Europe is in turmoil 25 years after Maastricht

The European Union was an attempt to break with petty nationalisms and to find common ground. What went wrong?

In 2012 the EU received the Nobel Peace Prize for having “contributed to the advancement of peace and reconciliation, democracy, and human rights in Europe.” At the time, Thorbjørn Jagland, a former prime minister of Norway who chaired the panel awarding the prize, said in an interview with The New York Times, “We see already now an increase of extremism and nationalistic attitudes. There is a real danger that Europe will start disintegrating. Therefore, we should focus again on the fundamental aims of the organization.” The plan seems to have failed.

After 1945, hopes of a lasting peace in Europe were almost immediately dashed by the outbreak of the Greek Civil War, followed by Soviet-led oppression in Eastern Europe, and culminating in the terrible and unforgivable civil war in Bosnia and Herzegovina, whose repercussions are still being felt. Today, the illusion of peace is marred by Chechnya, Ukraine, the rise of populist politics, and the unlikely-to-end-any-time-soon refugee crisis.

When the Maastricht Treaty was signed on 7 February 1992 (ironically just two months before the siege of Sarajevo began), parts of Europe seemed to be moving towards greater stability. Twenty-five years on, the European Union is facing an identity crisis. Its economies are faltering, sceptics in Britain want out (in the face of well-informed opinion that says they are wrong) and right-wing political populism is parroting the racism and intolerance of earlier times.

What the newly formed European Union committed to a quarter of a century ago was remarkable: stronger and deeper integration. To advance this “European project”, Maastricht called for better economic cooperation, the development of a unified European foreign policy, and agreement on common judicial policies. In principle, these were admirable directions to pursue even if the mechanisms were to prove to faulty or ill-thought out.

For a time, the experiment worked. The European Union grew to 28 member countries, created the euro and had serious people talking about how Europe would run itself in the 21st century. Then came recession, in which seven years of tough economic times exposed cracks that turned into chasms. Self-interest took over and Europe began to fall apart.

In terms of geopolitical realities, Europe was a counterweight to the might of the USA, Russia and China. Now, fragmentation and disintegration are on the cards with a scornful Donald Trump in the White House and a gleeful Vladimir Putin exerting malign influence at every turn.

As Natalie Nougayrède pointed out in “With Trump and Putin, Europe is now between a rock and a hard place” (The Guardian, 7 January 2016):

“For Europe, two dangers arise. The first is that the principles on which the transatlantic link was founded in the 1949 North Atlantic Treaty, including the pledge to uphold ‘democracy, individual liberty and the rule of law’, might head for the dustbin. The second is that Europe may witness a return to spheres of influence, something that has historically plagued it, and essentially amounts to saying this: might makes right, and the strong do what they can while the weak suffer what they must. Not much seems to separate Trump from Putin on that account.”

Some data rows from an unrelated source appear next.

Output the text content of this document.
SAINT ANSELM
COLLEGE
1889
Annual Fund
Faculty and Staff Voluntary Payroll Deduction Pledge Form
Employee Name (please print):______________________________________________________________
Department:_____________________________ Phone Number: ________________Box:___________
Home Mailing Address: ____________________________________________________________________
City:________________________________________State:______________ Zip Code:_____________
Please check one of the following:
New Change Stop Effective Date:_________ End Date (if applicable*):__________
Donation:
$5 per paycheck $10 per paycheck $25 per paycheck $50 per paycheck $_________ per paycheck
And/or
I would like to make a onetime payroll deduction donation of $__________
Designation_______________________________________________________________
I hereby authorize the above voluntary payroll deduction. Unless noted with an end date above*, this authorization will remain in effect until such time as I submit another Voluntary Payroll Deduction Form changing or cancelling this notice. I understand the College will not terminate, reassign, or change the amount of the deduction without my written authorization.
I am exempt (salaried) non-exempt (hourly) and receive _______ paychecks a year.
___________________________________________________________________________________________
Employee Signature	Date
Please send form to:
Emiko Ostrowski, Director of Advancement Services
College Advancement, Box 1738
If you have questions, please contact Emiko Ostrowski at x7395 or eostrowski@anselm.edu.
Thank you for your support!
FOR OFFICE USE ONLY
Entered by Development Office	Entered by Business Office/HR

The dismantling of Europe cannot be laid at the door of the UK’s Brexit decision. Yet, Brexit has played a corrosive role in calling the European project into question. This month the UK Supreme Court is expected to rule on whether an act of Parliament is required to trigger Article 50 to commence formal exit negotiations. If, as seems likely, the Supreme Court gives Parliament the final say, both the House of Commons and the House of Lords will be in a position to block Brexit. But that would only be the first step in saving Europe from the knacker’s yard.

It is vital that the UK stays in the European Union. It is vital that Marine Le Pen is not given the chance to sink the ship by instigating a Frexit. It is vital that the European Union regains the initiative by finding new ways and means to solve problems and tensions of its own and others’ making. It is vital that Europe provides a reasoned and effective counterweight to the bluster of Donald Trump in the USA and the machinations of Vladimir Putin in Russia.

Peace and justice – not to mention democracy and human rights – depend on it.